Anti-CD20 therapies (selective cell depleting DMTs)

It is important that all the recommended baseline screening tests and vaccination reviews are done before starting a fumarate. On the NHS, a switch should be considered only if there are tolerance or safety issues with the current DMT. However, this does not necessarily apply to other healthcare systems.

Cladribine (selective cell depleting DMT)

Mitoxantrone

It is important that all the recommended baseline screening tests and vaccination reviews are done before starting a fumarate. I recommend first waiting for the neutrophil and lymphocyte counts to go above 1,000/mm³ and 800/mm³, respectively. A switch should be considered only if there are tolerance or safety issues with the current DMT.

HSCT

It Is important that all the recommended baseline screening tests are done before starting a fumarate. I recommend first waiting for the neutrophil and lymphocyte counts to go above 1,000/mm³ and 800/mm³, respectively. A switch should be considered only if there are tolerance or safety issues with the current DMT.

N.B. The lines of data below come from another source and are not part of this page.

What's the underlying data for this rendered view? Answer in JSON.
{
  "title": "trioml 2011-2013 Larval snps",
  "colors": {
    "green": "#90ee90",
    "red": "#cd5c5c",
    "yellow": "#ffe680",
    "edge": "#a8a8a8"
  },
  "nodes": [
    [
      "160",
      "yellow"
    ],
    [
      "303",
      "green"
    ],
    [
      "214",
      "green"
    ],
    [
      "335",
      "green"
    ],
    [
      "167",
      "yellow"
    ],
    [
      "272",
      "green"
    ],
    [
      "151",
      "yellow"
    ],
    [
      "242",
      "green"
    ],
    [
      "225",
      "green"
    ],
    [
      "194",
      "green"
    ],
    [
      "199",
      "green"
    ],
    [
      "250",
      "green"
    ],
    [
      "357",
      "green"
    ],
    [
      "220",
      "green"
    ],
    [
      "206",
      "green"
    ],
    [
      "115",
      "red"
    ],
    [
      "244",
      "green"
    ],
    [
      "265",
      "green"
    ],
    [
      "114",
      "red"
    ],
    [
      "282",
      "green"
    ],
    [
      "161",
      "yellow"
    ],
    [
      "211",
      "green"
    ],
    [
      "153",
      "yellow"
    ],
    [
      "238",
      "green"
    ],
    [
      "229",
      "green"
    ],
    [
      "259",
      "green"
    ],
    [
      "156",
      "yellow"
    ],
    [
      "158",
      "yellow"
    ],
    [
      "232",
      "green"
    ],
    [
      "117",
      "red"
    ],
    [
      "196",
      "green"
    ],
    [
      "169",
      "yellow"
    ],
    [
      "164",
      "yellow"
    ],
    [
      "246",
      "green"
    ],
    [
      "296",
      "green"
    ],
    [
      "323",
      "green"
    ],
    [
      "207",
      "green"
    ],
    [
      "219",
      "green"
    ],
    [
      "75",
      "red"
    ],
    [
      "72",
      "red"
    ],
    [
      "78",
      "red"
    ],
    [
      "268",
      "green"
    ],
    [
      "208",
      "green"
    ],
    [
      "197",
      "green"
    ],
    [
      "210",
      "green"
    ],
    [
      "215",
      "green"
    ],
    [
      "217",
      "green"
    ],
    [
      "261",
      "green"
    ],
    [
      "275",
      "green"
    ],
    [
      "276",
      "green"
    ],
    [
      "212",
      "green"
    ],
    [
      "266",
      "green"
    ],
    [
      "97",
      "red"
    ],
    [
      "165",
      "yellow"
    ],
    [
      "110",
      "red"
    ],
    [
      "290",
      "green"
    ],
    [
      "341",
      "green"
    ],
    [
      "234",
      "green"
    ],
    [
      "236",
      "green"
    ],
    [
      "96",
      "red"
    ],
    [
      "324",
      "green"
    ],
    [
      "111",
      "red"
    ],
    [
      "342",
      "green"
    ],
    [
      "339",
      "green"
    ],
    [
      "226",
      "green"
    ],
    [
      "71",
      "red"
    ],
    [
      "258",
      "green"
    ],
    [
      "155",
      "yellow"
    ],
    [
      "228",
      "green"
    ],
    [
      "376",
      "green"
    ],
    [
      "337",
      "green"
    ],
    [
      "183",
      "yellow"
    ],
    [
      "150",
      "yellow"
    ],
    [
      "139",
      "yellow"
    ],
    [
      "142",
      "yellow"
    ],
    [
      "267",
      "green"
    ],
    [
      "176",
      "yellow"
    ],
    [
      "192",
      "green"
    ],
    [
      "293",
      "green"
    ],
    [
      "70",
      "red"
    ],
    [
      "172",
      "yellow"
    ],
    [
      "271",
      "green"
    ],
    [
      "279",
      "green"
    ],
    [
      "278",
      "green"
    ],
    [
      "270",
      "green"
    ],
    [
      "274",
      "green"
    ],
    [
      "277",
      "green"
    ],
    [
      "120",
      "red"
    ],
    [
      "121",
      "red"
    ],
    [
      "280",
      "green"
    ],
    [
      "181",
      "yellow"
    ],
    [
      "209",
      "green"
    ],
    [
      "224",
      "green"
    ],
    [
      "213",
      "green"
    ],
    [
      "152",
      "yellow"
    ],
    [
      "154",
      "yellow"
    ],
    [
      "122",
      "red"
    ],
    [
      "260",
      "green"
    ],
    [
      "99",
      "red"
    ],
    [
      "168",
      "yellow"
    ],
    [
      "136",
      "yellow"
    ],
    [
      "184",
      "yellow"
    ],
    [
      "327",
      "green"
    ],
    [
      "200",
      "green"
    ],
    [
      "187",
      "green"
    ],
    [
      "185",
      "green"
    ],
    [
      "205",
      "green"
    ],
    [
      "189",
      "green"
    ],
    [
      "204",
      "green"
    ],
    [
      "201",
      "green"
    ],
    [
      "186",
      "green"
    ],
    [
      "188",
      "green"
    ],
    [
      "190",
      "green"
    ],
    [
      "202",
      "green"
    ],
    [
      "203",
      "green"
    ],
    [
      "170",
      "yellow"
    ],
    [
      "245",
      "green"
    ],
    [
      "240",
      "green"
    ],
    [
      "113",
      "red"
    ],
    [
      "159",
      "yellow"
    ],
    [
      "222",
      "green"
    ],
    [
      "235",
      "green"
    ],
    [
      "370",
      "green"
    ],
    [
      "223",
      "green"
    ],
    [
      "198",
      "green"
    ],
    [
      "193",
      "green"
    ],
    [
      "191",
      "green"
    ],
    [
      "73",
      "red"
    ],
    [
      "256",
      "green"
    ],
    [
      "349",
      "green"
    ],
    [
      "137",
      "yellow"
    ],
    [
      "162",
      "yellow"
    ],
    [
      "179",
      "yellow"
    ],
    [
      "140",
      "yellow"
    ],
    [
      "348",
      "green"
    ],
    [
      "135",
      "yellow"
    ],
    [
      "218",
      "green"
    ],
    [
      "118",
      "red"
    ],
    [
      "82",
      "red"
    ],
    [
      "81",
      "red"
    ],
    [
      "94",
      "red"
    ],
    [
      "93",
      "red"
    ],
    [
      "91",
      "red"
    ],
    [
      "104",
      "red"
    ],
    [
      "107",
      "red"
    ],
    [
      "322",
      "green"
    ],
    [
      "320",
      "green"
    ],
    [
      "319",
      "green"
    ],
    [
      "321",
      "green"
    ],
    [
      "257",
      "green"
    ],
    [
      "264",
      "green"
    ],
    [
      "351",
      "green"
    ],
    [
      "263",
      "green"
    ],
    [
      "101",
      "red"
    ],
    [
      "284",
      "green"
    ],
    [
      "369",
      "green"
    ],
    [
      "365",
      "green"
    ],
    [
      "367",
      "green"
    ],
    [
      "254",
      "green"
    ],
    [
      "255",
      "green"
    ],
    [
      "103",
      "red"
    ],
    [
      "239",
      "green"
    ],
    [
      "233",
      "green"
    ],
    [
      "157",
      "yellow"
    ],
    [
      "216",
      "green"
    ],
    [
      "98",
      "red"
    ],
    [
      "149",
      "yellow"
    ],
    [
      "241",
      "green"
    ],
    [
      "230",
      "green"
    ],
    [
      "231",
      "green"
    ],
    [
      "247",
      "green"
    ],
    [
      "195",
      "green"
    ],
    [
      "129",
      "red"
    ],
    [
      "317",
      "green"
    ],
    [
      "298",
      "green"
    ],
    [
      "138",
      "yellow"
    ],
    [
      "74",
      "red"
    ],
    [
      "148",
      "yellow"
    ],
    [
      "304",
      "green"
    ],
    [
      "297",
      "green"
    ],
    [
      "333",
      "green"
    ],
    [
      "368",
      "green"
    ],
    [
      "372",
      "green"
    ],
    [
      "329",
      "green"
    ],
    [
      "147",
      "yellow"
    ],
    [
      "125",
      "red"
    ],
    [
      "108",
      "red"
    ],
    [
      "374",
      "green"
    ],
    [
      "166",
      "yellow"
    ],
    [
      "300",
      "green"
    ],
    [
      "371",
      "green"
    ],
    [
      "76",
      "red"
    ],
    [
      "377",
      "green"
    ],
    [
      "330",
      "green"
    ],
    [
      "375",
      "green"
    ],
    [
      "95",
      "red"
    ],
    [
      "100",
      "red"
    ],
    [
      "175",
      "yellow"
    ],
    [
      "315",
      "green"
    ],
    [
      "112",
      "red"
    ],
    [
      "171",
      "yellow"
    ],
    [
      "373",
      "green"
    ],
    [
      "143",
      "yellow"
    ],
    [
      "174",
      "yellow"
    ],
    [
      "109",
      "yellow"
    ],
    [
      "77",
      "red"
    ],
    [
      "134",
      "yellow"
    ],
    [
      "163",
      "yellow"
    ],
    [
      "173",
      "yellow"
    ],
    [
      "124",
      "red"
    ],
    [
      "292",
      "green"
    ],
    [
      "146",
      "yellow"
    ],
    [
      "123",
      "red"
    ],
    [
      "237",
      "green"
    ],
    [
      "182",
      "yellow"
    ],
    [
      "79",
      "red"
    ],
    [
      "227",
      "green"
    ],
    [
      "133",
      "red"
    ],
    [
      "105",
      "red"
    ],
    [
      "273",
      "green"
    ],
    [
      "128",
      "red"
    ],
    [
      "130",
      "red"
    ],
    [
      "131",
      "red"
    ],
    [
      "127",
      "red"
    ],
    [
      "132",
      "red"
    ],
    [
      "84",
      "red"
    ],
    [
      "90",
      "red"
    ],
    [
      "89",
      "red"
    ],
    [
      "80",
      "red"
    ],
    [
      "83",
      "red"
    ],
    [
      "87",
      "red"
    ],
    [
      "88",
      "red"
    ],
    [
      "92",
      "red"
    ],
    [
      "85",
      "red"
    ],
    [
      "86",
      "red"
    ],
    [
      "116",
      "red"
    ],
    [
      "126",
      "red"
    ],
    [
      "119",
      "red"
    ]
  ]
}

Fumarate: maintenance to starting dose reduction

The starting dose of dimethyl fumarate, 120 mg twice a day for 7 days, is increased to the recommended maintenance dose of 240 mg twice a day after induction if well tolerated.
Likewise, the starting dose of diroximel fumarate, 231 mg twice a day for 7 days, is increased to the recommended maintenance dose of 462 mg twice a day if well tolerated.

A temporary dose reduction to 120 mg twice a day (dimethyl fumarate) or 231 mg twice a day (diroximel fumarate) may reduce the occurrence of flushing and gastrointestinal symptoms. However, the recommended maintenance dose of 240 mg twice a day or 462 mg twice a day for dimethyl fumarate or diroximel fumarate, respectively, should be resumed within the next 4 weeks. Fumarates should ideally be taken with food, particularly fatty foods, to improve their tolerability.

If you miss a dose, do not take a double dose. You may take the missed dose only if you leave 4 hours between doses. Otherwise, you should wait until the next scheduled dose.